In this case, judged against these exacting standards, it is evident that Plaintiff has not met the legal and factual threshold necessary to sustain an Eighth Amendment claim of deliberate indifference to his serious medical needs. Precisely what we have before us is an inmate who has his own opinion, as a medical doctor himself, concerning a medication that he was not prescribed during his incarceration. Notwithstanding this difference of opinion, the failure of Dr. Ball to prescribe Celebrex to Plaintiff simply does not rise to the level of an Eighth Amendment deliberate indifference claim.
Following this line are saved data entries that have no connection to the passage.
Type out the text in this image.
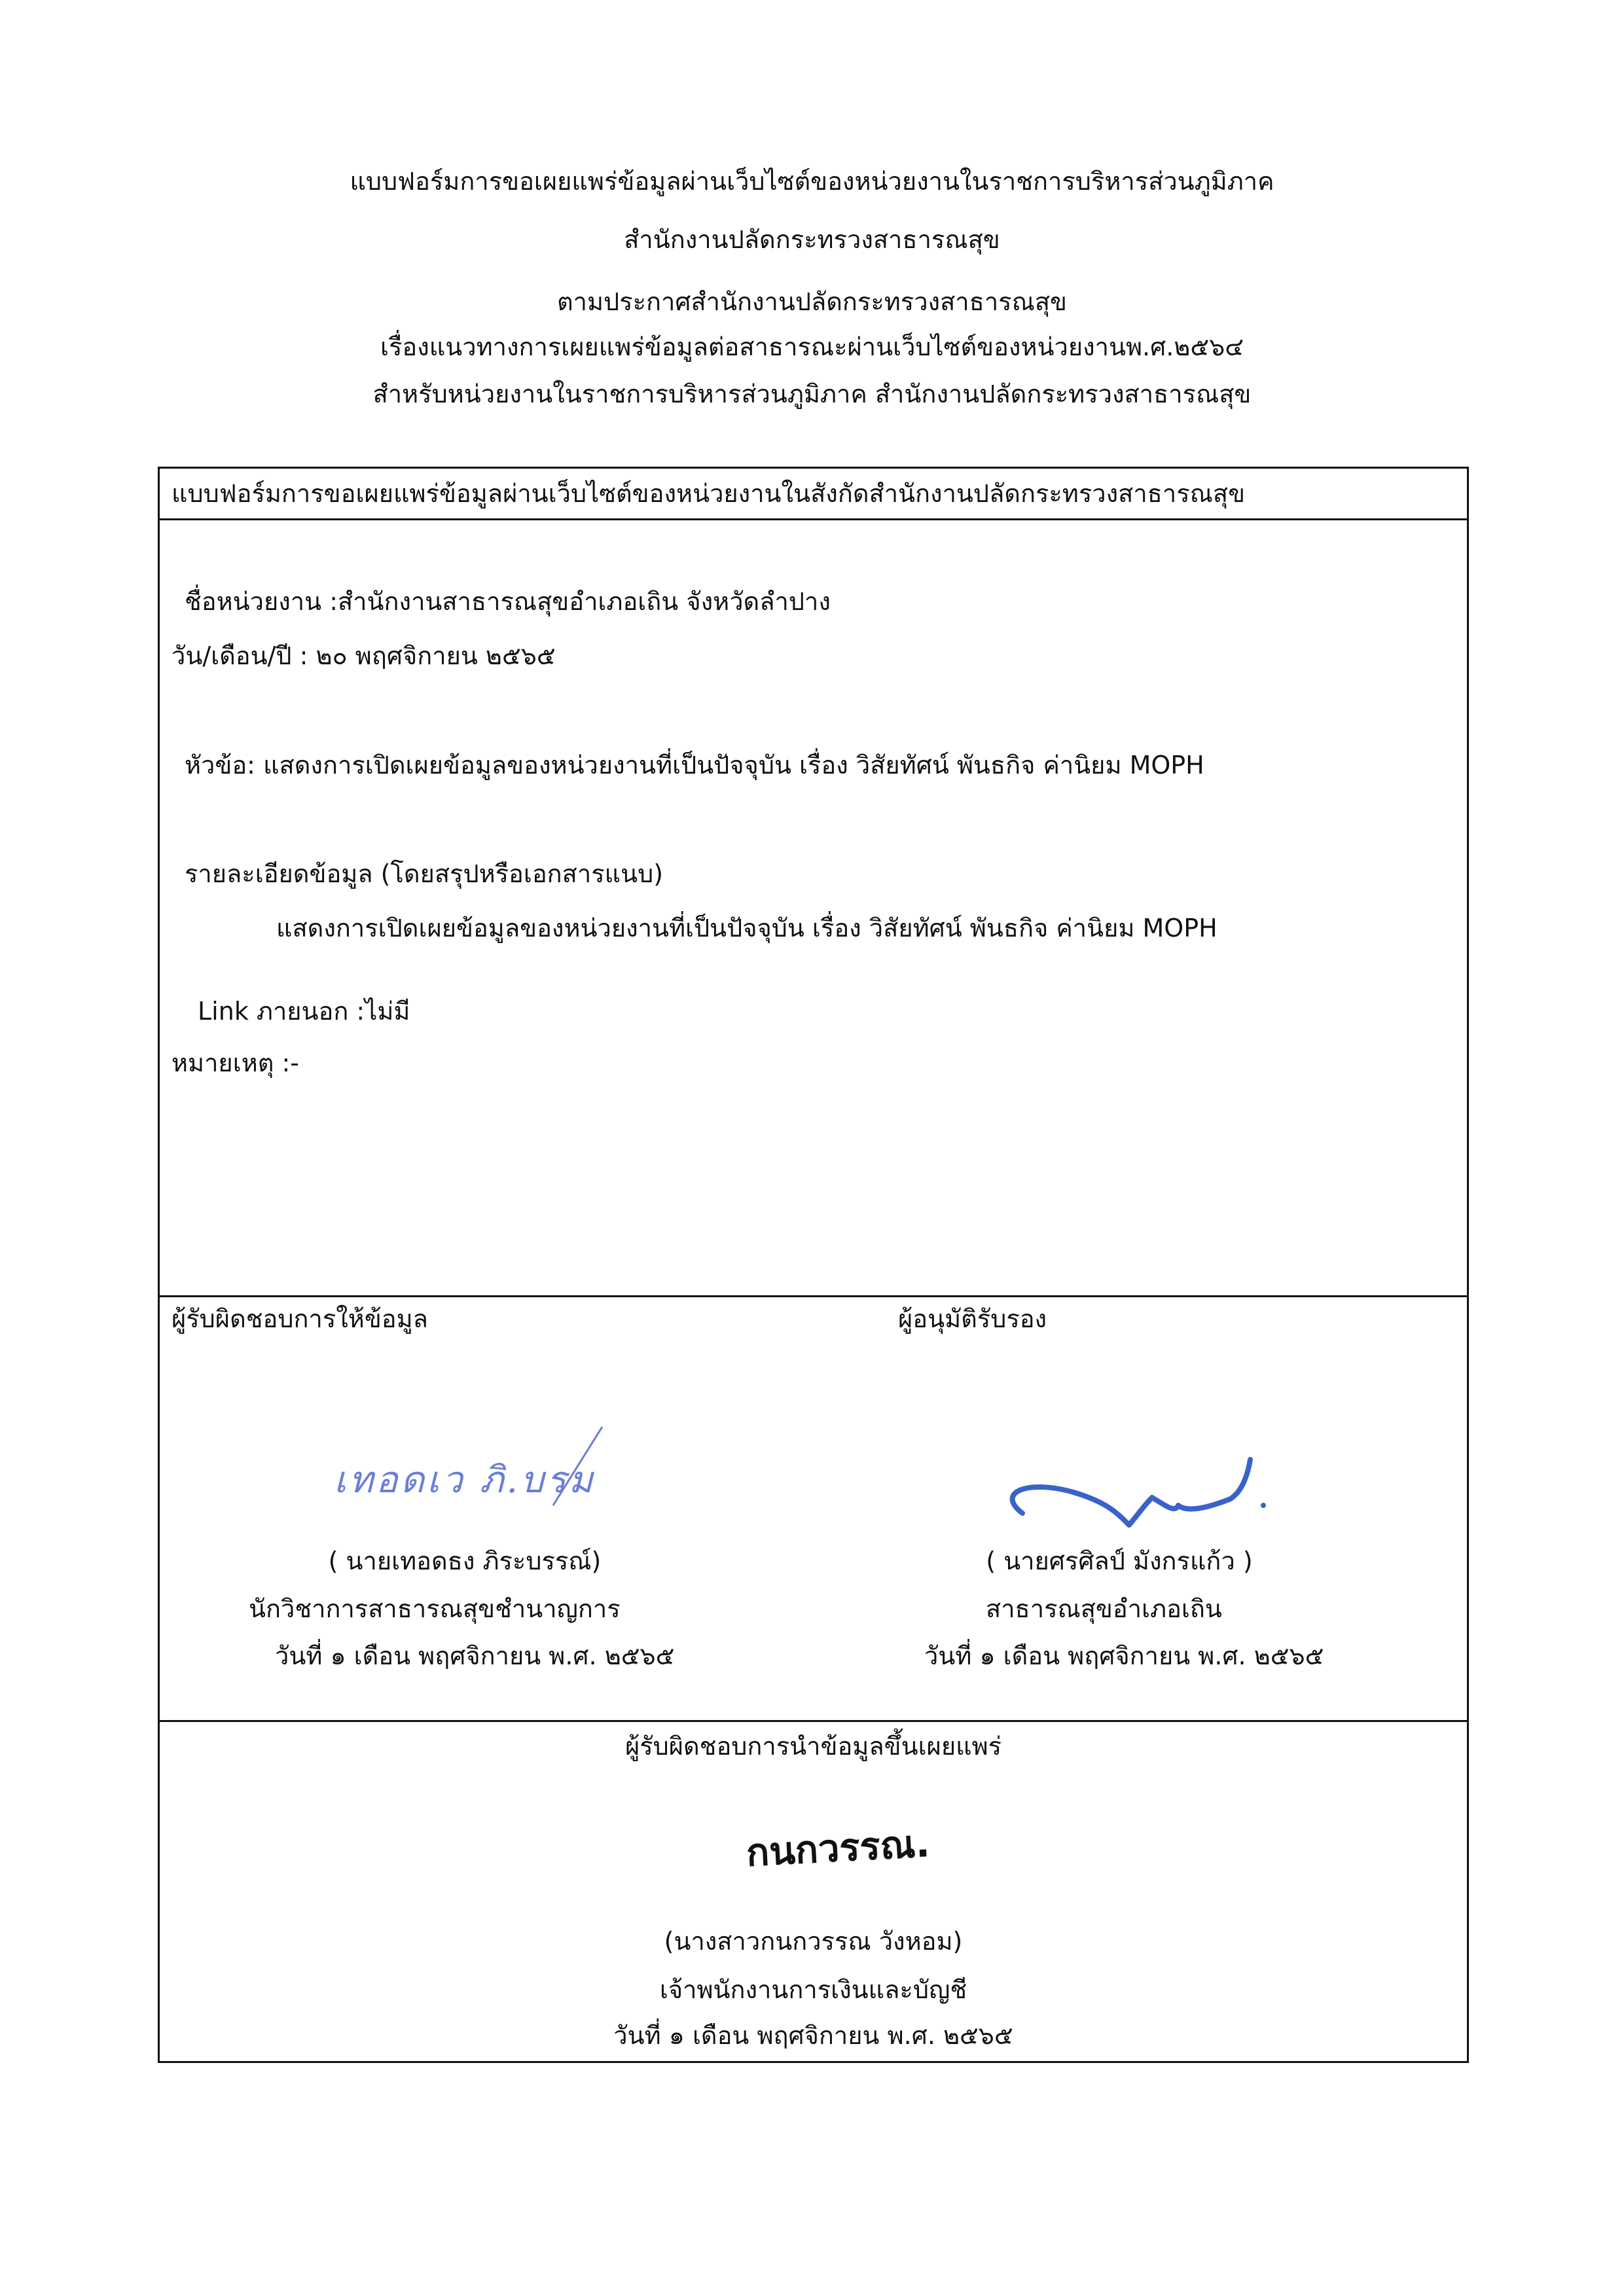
แบบฟอร์มการขอเผยแพร่ข้อมูลผ่านเว็บไซต์ของหน่วยงานในราชการบริหารส่วนภูมิภาค
สำนักงานปลัดกระทรวงสาธารณสุข
ตามประกาศสำนักงานปลัดกระทรวงสาธารณสุข
เรื่องแนวทางการเผยแพร่ข้อมูลต่อสาธารณะผ่านเว็บไซต์ของหน่วยงานพ.ศ.๒๕๖๔
สำหรับหน่วยงานในราชการบริหารส่วนภูมิภาค สำนักงานปลัดกระทรวงสาธารณสุข
แบบฟอร์มการขอเผยแพร่ข้อมูลผ่านเว็บไซต์ของหน่วยงานในสังกัดสำนักงานปลัดกระทรวงสาธารณสุข
ชื่อหน่วยงาน :สำนักงานสาธารณสุขอำเภอเถิน จังหวัดลำปาง
วัน/เดือน/ปี : ๒๐ พฤศจิกายน ๒๕๖๕
หัวข้อ: แสดงการเปิดเผยข้อมูลของหน่วยงานที่เป็นปัจจุบัน เรื่อง วิสัยทัศน์ พันธกิจ ค่านิยม MOPH
รายละเอียดข้อมูล (โดยสรุปหรือเอกสารแนบ)
แสดงการเปิดเผยข้อมูลของหน่วยงานที่เป็นปัจจุบัน เรื่อง วิสัยทัศน์ พันธกิจ ค่านิยม MOPH
Link ภายนอก :ไม่มี
หมายเหตุ :-
ผู้รับผิดชอบการให้ข้อมูล	ผู้อนุมัติรับรอง
เทอดเว ภิ.บรม
( นายเทอดธง ภิระบรรณ์)
นักวิชาการสาธารณสุขชำนาญการ
วันที่ ๑ เดือน พฤศจิกายน พ.ศ. ๒๕๖๕
( นายศรศิลป์ มังกรแก้ว )
สาธารณสุขอำเภอเถิน
วันที่ ๑ เดือน พฤศจิกายน พ.ศ. ๒๕๖๕
ผู้รับผิดชอบการนำข้อมูลขึ้นเผยแพร่
กนกวรรณ.
(นางสาวกนกวรรณ วังหอม)
เจ้าพนักงานการเงินและบัญชี
วันที่ ๑ เดือน พฤศจิกายน พ.ศ. ๒๕๖๕
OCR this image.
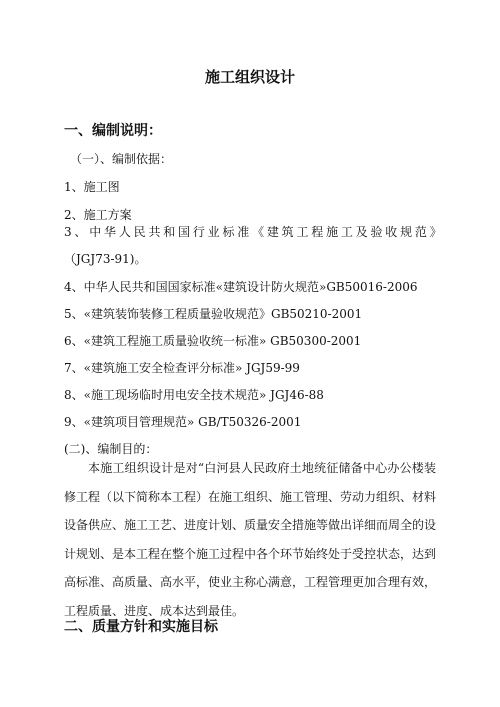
施工组织设计
一、编制说明：
（一）、编制依据：
1、施工图
2、施工方案
3、中华人民共和国行业标准《建筑工程施工及验收规范》
（JGJ73-91)。
4、中华人民共和国国家标准«建筑设计防火规范»GB50016-2006
5、«建筑装饰装修工程质量验收规范》GB50210-2001
6、«建筑工程施工质量验收统一标准» GB50300-2001
7、«建筑施工安全检查评分标准» JGJ59-99
8、«施工现场临时用电安全技术规范» JGJ46-88
9、«建筑项目管理规范» GB/T50326-2001
(二)、编制目的：
本施工组织设计是对“白河县人民政府土地统征储备中心办公楼装修工程（以下简称本工程）在施工组织、施工管理、劳动力组织、材料设备供应、施工工艺、进度计划、质量安全措施等做出详细而周全的设计规划、是本工程在整个施工过程中各个环节始终处于受控状态，达到高标准、高质量、高水平，使业主称心满意，工程管理更加合理有效，工程质量、进度、成本达到最佳。
二、质量方针和实施目标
To be sure, Plaintiff's disagreement with the course of medical treatment chosen for him does not amount to a § 1983 claim. Moreover, even if Plaintiff's medical need can be considered serious, although we do not find his general allegations of knee pain to rise to the level required of such a claim, Dr. Ball did make efforts alleviate Plaintiff's knee pain by providing him with a cortisone injection. Thus, Plaintiff has not articulated any facts that support an Eighth Amendment deliberate indifference claim against Dr. Ball.
Thus, for all of the above reasons, we shall overrule the Plaintiff's objections and adopt the Magistrate Judge's recommendation that Dr. Ball's motion to dismiss be granted with respect to the Eighth Amendment claim. An appropriate Order shall issue.